Castle Rock Entertainment bought the film, but a series of disagreements with Damon and Affleck ended the deal shortly thereafter. Studio executives wanted to cast more established actors in the leading roles—namely Leonardo DiCaprio—but Damon and Affleck were adamant about playing their own characters. More so, Castle Rock didn’t want to film in Boston, but the two felt the city was crucial to the storyline.
“They said Boston was too expensive, and we said we didn’t want to make this movie if we couldn’t do it in Boston,” said Affleck to the Globe. “So much of what we want to do is present Boston the way we knew it growing up here. Because we feel like it has never really been done. Everything from the dialect to the specific kinds of culture, the way people live. . . . Boston is still a place that has its own identity, its own flavor. Often when that’s attempted in the movies it comes off as either caricature or cutesy.”
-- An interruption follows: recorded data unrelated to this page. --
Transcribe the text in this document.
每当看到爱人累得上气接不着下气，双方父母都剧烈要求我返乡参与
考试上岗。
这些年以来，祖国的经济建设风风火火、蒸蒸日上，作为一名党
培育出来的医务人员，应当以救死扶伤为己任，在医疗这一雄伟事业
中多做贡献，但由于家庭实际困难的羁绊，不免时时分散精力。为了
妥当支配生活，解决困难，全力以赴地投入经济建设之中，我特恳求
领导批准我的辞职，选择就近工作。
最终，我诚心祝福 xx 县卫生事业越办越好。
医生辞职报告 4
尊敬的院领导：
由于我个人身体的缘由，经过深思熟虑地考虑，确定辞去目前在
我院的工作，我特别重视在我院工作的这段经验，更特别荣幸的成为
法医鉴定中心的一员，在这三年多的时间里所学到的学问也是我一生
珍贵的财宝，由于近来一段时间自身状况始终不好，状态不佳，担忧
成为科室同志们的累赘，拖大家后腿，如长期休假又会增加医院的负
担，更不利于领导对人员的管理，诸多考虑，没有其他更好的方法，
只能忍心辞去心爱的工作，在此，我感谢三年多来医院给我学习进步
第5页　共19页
Damon and Affleck eventually inked a deal with Miramax, at the time owned by now-discredited film producer Harvey Weinstein and his brother, Bob. The executives hired Gus Van Sant as director, and Lawrence Bender, known for his work on Reservoir Dogs and Pulp Fiction, as producer. Damon secured his role as the leading boy-genius, Affleck as his best friend, Robin Williams was hired to play the psychologist, and Minnie Driver as the love interest. The cast and crew was set with a budget of $10 million, and the filming began. Nearly half the movie was shot in Boston, but interior shots were filmed in the less expensive city of Toronto.
The movie was a bit of a gamble—young stars beside established actors, new location unfamiliar to Hollywood filming—but it paid off. After its release on December 5, 1997, Good Will Hunting grossed nearly $226 million worldwide. A year later, the film had over 20 award nominations, and Matt Damon and Ben Affleck kicked off their careers with both an Oscar and a Golden Globe for best screenplay. True to their goal, Southie’s “fiercely loyal, quick-witted, sometimes violent” character was immortalized on screen. The Public Garden park bench where Will Hunting and psychologist Sean Maguire had their heart-to-heart is still a tourist attraction, even becoming a memorial after Robin Williams’s death in 2014.
Good Will Hunting brought Boston’s character to the world, capturing every sentiment from the working class to Harvard’s elite, every dream of love and success. Twenty years later, and we’re still talking about that boy who had to go see about a girl.